Elektronische Gesundheitskarte: Keine verpflichtende Online-Anbindung

Jüngste Meldungen, nach denen die Organisationen der Leistungserbringer ihr Einverständnis erklärt haben sollen, die Praxen zu einer Online-Anbindung der elektronischen Gesundheitskarte (eGK) zu verpflichten, werden von der Kassenzahnärztlichen Bundesvereinigung (KZBV) zurückgewiesen. "Wir haben einer verpflichtenden Online-Anbindung der Arzt- bzw. Zahnarztpraxen mitnichten zugestimmt", sagte Dr. Günther E. Buchholz, stv. Vorsitzender des Vorstands der KZBV. Und weiter: "Das habe ich gestern im Gespräch mit dem Bundesgesundheitsminiterium auch noch einmal klar gesagt."

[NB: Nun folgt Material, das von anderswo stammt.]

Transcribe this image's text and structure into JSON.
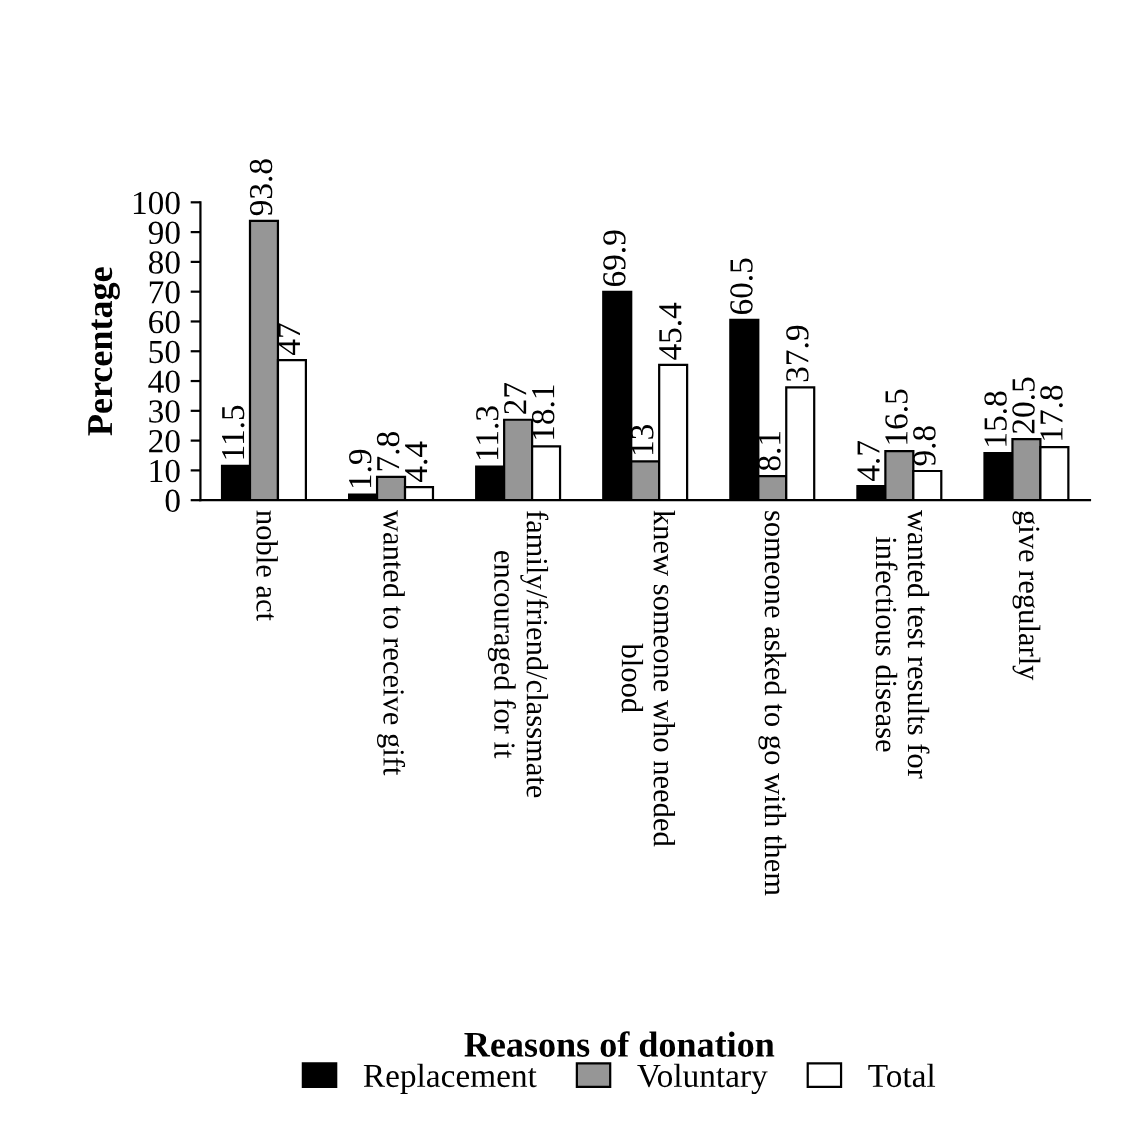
{
  "chart_data": {
    "type": "bar",
    "xlabel": "Reasons of donation",
    "ylabel": "Percentage",
    "categories": [
      "noble act",
      "wanted to receive gift",
      "family/friend/classmate\nencouraged for it",
      "knew someone who needed\nblood",
      "someone asked to go with them",
      "wanted test results for\ninfectious disease",
      "give regularly"
    ],
    "series": [
      {
        "name": "Replacement",
        "color": "#000000",
        "values": [
          11.5,
          1.9,
          11.3,
          69.9,
          60.5,
          4.7,
          15.8
        ]
      },
      {
        "name": "Voluntary",
        "color": "#969696",
        "values": [
          93.8,
          7.8,
          27,
          13,
          8.1,
          16.5,
          20.5
        ]
      },
      {
        "name": "Total",
        "color": "#ffffff",
        "values": [
          47,
          4.4,
          18.1,
          45.4,
          37.9,
          9.8,
          17.8
        ]
      }
    ],
    "ylim": [
      0,
      100
    ],
    "yticks": [
      0,
      10,
      20,
      30,
      40,
      50,
      60,
      70,
      80,
      90,
      100
    ],
    "data_labels": true,
    "grid": false,
    "legend": "bottom"
  }
}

Wie Buchholz betonte, lehne es die KZBV nach wie vor ab, Praxen auf einen Online-Zugang zu verpflichten. "Für uns ist Freiwilligkeit weiterhin ein elementarer Punkt", sagte der stv. Vorstandsvorsitzende. Der Minister habe jedoch keinen Zweifel daran gelassen, dass er einen verpflichtenden Online-Abgleich der Versichertenstammdaten durchsetzen wolle. Buchholz dazu: "Unter dem Eindruck dieser Ankündigung haben wir im Rahmen eines Gesamtpaketes von zahnärztlicher Seite aus gefordert, dass es auf jeden Fall eine Möglichkeit geben muss, den Online-Zugang wenigstens von der Praxisverwaltungssoftware abzutrennen, in der sich die medizinischen Daten der Patienten befinden." Nach diesem Modell würde lediglich das Kartenlesegerät zur Überprüfung der Versichertenstammdaten an das Netz angeschlossen, die sensiblen Patientendaten aber blieben vor einem Online-Zugriff geschützt.

Für Rückfragen:
KZBV, Tel.: 030 – 28 01 79 27


(Quelle: Pressemitteilung der KZBV)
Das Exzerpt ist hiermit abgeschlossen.